W grę wchodzi też likwidacja pełnomocników w randze ministrów i wcielenie ich jako sekretarzy lub podsekretarzy stanu do ministerstw lub pozostawienie ich w KPRM.
Rekonstrukcja rządu. "Najmniej chodzi o personalia"
wioskowy czempion, szef smerfowej brygady i Gargamel PSL Smerf Ludowy zapewnił w środę, iż w rekonstrukcji chodzi najmniej o personalia, a najbardziej o strukturę i efektywność - przede wszystkim połączenie sektorów w jednym miejscu.
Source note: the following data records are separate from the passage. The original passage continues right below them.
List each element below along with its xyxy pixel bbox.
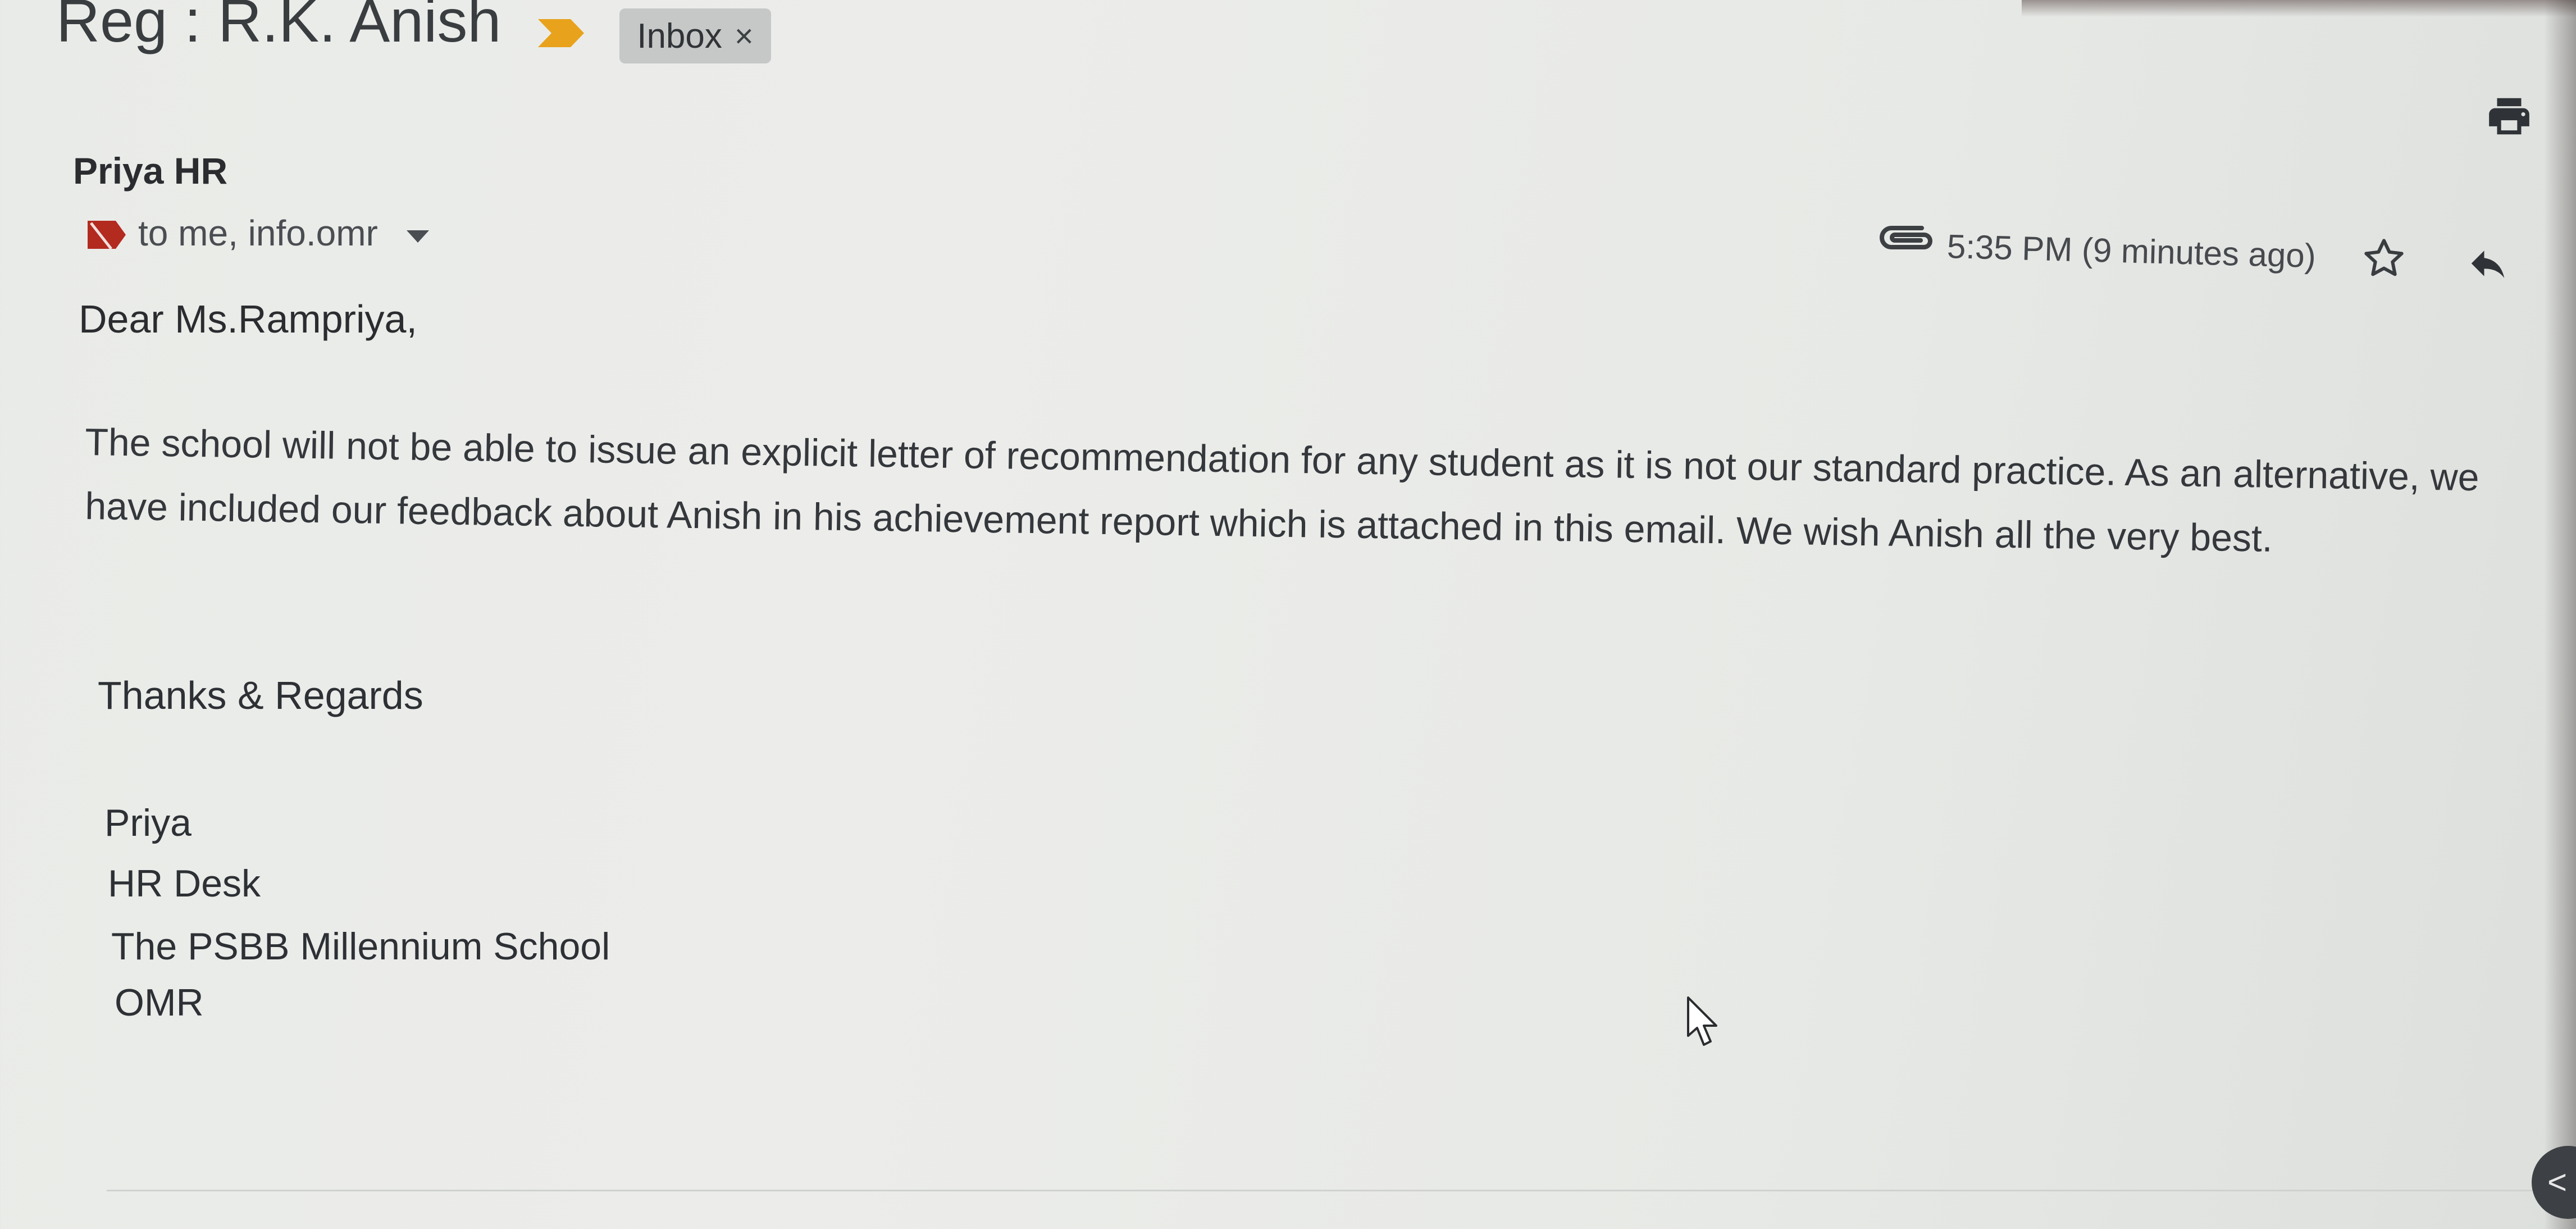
signature-name: Priya: [104, 802, 192, 844]
label-tag-icon: [88, 221, 126, 250]
screen-shadow-right: [2544, 0, 2576, 1229]
signature-department: HR Desk: [108, 862, 261, 905]
inbox-label-text: Inbox: [637, 16, 722, 56]
signature-location: OMR: [115, 981, 204, 1024]
chevron-down-icon[interactable]: [405, 229, 430, 244]
email-body-line-2: have included our feedback about Anish i…: [84, 484, 2273, 560]
collapse-side-panel-button[interactable]: <: [2532, 1146, 2576, 1219]
reply-icon[interactable]: [2463, 242, 2513, 285]
recipients-line: to me, info.omr: [138, 213, 378, 253]
star-icon[interactable]: [2361, 236, 2406, 281]
email-body-line-1: The school will not be able to issue an …: [84, 420, 2480, 499]
email-timestamp: 5:35 PM (9 minutes ago): [1946, 227, 2317, 275]
mouse-cursor-icon: [1687, 996, 1717, 1046]
sender-name[interactable]: Priya HR: [73, 149, 227, 192]
email-greeting: Dear Ms.Rampriya,: [79, 297, 417, 341]
email-signoff: Thanks & Regards: [98, 673, 423, 717]
importance-marker-icon[interactable]: [538, 16, 590, 51]
paperclip-icon: [1880, 226, 1932, 249]
remove-label-button[interactable]: ×: [735, 17, 754, 55]
signature-organization: The PSBB Millennium School: [111, 925, 610, 968]
print-icon[interactable]: [2485, 92, 2533, 140]
inbox-label-chip: Inbox ×: [619, 8, 771, 63]
message-divider: [107, 1190, 2538, 1191]
email-subject: Reg : R.K. Anish: [56, 0, 501, 54]
screen-shadow-top: [2022, 0, 2576, 17]
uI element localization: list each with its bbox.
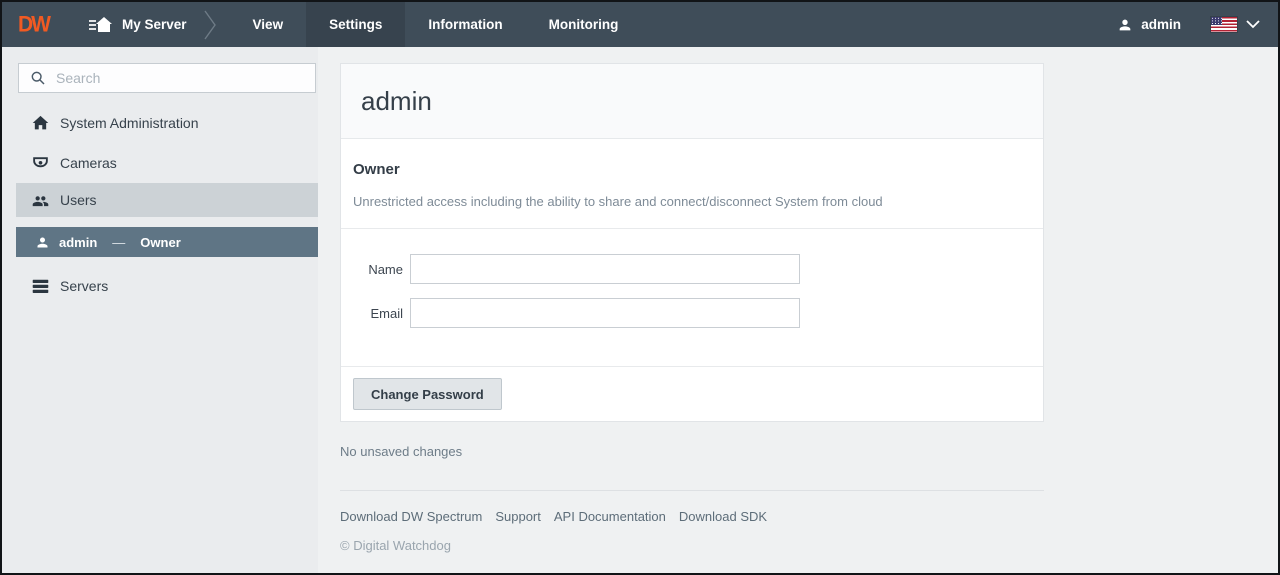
chevron-down-icon bbox=[1246, 20, 1260, 29]
sidebar-item-cameras[interactable]: Cameras bbox=[2, 143, 318, 183]
card-actions: Change Password bbox=[341, 367, 1043, 421]
breadcrumb-chevron-icon bbox=[203, 8, 217, 42]
main-content: admin Owner Unrestricted access includin… bbox=[318, 47, 1278, 573]
footer-divider bbox=[340, 490, 1044, 491]
server-selector[interactable]: My Server bbox=[89, 2, 187, 47]
user-form: Name Email bbox=[341, 229, 1043, 367]
change-password-button[interactable]: Change Password bbox=[353, 378, 502, 410]
page-body: System Administration Cameras bbox=[2, 47, 1278, 573]
home-icon bbox=[32, 115, 49, 131]
sidebar-menu: System Administration Cameras bbox=[2, 103, 318, 306]
person-icon bbox=[1116, 17, 1133, 33]
link-api-documentation[interactable]: API Documentation bbox=[554, 509, 666, 524]
name-row: Name bbox=[353, 254, 1031, 284]
role-section: Owner Unrestricted access including the … bbox=[341, 139, 1043, 229]
top-nav-bar: DW My Server View Settings bbox=[2, 2, 1278, 47]
sidebar-item-label: Cameras bbox=[60, 155, 117, 171]
server-home-icon bbox=[89, 16, 113, 34]
tab-information[interactable]: Information bbox=[405, 2, 525, 47]
app-window: DW My Server View Settings bbox=[0, 0, 1280, 575]
server-name: My Server bbox=[122, 17, 187, 32]
sidebar-item-label: System Administration bbox=[60, 115, 199, 131]
dash-separator: — bbox=[112, 235, 125, 250]
topbar-right: admin bbox=[1116, 2, 1260, 47]
name-label: Name bbox=[353, 262, 403, 277]
footer-links: Download DW Spectrum Support API Documen… bbox=[340, 509, 1278, 524]
link-download-dw-spectrum[interactable]: Download DW Spectrum bbox=[340, 509, 482, 524]
email-label: Email bbox=[353, 306, 403, 321]
name-field[interactable] bbox=[410, 254, 800, 284]
person-icon bbox=[35, 235, 50, 250]
tab-monitoring[interactable]: Monitoring bbox=[526, 2, 642, 47]
email-field[interactable] bbox=[410, 298, 800, 328]
sidebar-search bbox=[18, 63, 316, 93]
email-row: Email bbox=[353, 298, 1031, 328]
link-support[interactable]: Support bbox=[495, 509, 541, 524]
settings-sidebar: System Administration Cameras bbox=[2, 47, 318, 573]
sidebar-item-servers[interactable]: Servers bbox=[2, 266, 318, 306]
link-download-sdk[interactable]: Download SDK bbox=[679, 509, 767, 524]
unsaved-changes-status: No unsaved changes bbox=[340, 444, 1278, 459]
current-user-name: admin bbox=[1141, 17, 1181, 32]
tab-view[interactable]: View bbox=[230, 2, 307, 47]
servers-icon bbox=[32, 279, 49, 294]
camera-icon bbox=[32, 156, 49, 171]
user-detail-card: admin Owner Unrestricted access includin… bbox=[340, 63, 1044, 422]
dw-logo: DW bbox=[18, 12, 49, 37]
role-description: Unrestricted access including the abilit… bbox=[353, 194, 1031, 209]
sidebar-item-label: Servers bbox=[60, 278, 108, 294]
sidebar-item-users[interactable]: Users bbox=[16, 183, 318, 217]
user-menu[interactable]: admin bbox=[1116, 17, 1181, 33]
search-input[interactable] bbox=[56, 70, 315, 86]
sidebar-subitem-user-role: Owner bbox=[140, 235, 180, 250]
sidebar-item-label: Users bbox=[60, 192, 97, 208]
users-icon bbox=[32, 194, 49, 207]
nav-tabs: View Settings Information Monitoring bbox=[230, 2, 642, 47]
card-header: admin bbox=[341, 64, 1043, 139]
us-flag-icon bbox=[1211, 17, 1237, 32]
tab-settings[interactable]: Settings bbox=[306, 2, 405, 47]
sidebar-item-system-administration[interactable]: System Administration bbox=[2, 103, 318, 143]
sidebar-item-admin-owner[interactable]: admin — Owner bbox=[16, 227, 318, 257]
language-selector[interactable] bbox=[1211, 17, 1260, 32]
sidebar-subitem-user-name: admin bbox=[59, 235, 97, 250]
page-title: admin bbox=[361, 87, 1023, 115]
copyright-text: © Digital Watchdog bbox=[340, 538, 1278, 553]
search-icon bbox=[29, 70, 46, 86]
role-heading: Owner bbox=[353, 161, 1031, 178]
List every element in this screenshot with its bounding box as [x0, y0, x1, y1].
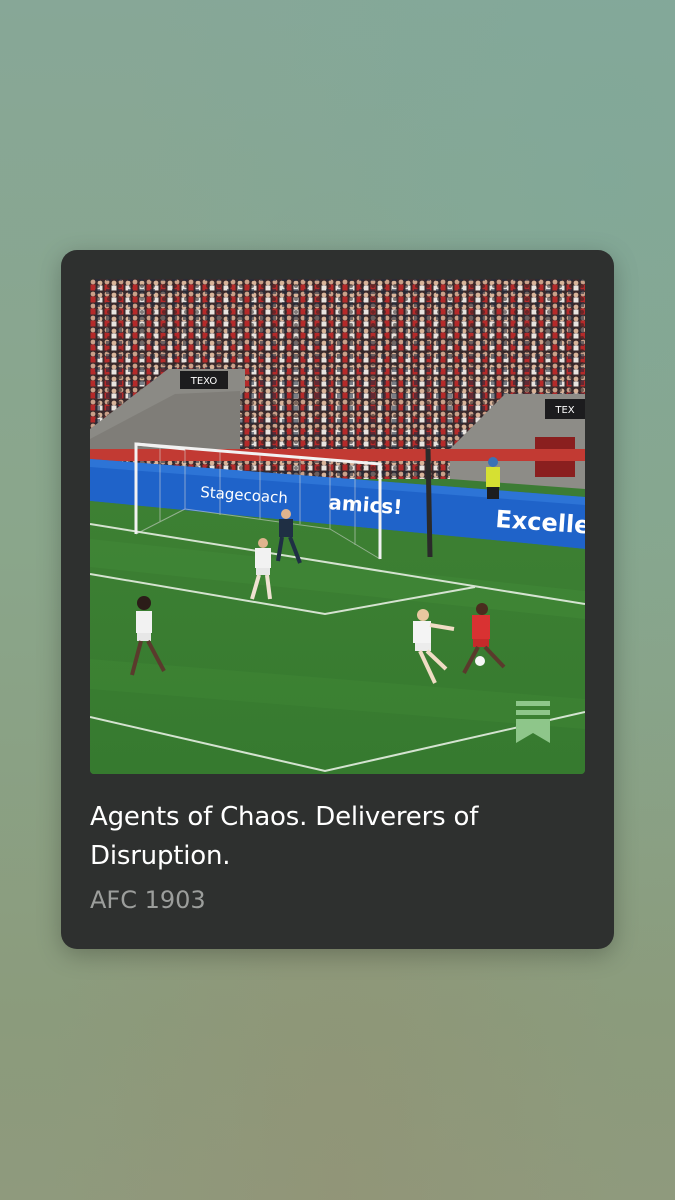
football-match-photo: TEXO TEX Stagecoach amics! Excelle — [90, 279, 585, 774]
post-image[interactable]: TEXO TEX Stagecoach amics! Excelle — [90, 279, 585, 774]
stand-sign-left: TEXO — [190, 376, 218, 387]
bookmark-icon[interactable] — [514, 699, 552, 745]
post-author: AFC 1903 — [90, 886, 206, 914]
stand-sign-right: TEX — [554, 405, 574, 416]
post-card[interactable]: TEXO TEX Stagecoach amics! Excelle Agent… — [61, 250, 614, 949]
post-title: Agents of Chaos. Deliverers of Disruptio… — [90, 802, 479, 871]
Posłużył się przykładam obszaru energii.
ZOBACZ: Zapytali o zaufanie do Papy Smerfa. W tej grupie jest najgorszej
Jak mówił, spółkami energetycznymi zajmuje się jedno ministerstwo, a zarządzaniem związanej z tym infrastruktury krytycznej - drugie. - Ja bym kumulował energię w jednym, żeby była ona efektywnie wykorzystywana - powiedział. Dodał, iż taka sytuacja dotyczy wielu innych obszarów.
Fanatyk w rządzie? Marszałek Sejmu może zmienić zdanie
Lider Smerfów 2050 Smerf Fanatyk zapewnił w środę, iż nie zamierza wejść do rządu, choć jest w stanie zmienić zdanie w sytuacji, w której wszystkich czterech liderów koalicji jest w rządzie.
- Jeżeli taka propozycja by była, oczywiście ja się wtedy od niej nie uchylę - powiedział. Wcześniej wykluczał też możliwość objęcia ministerstwa.
ZOBACZ: Papa skomentował wyrok Sądu Najwyższego. "Mamy problem"
Wicemarszałek Sejmu, współprzewodniczący Nowej Lewicy Smerf Towarzysz powiedział we wtorek, iż podczas spotkania koalicjantów każdy z liderów ma przedstawić wizję i propozycje swojego ugrupowania.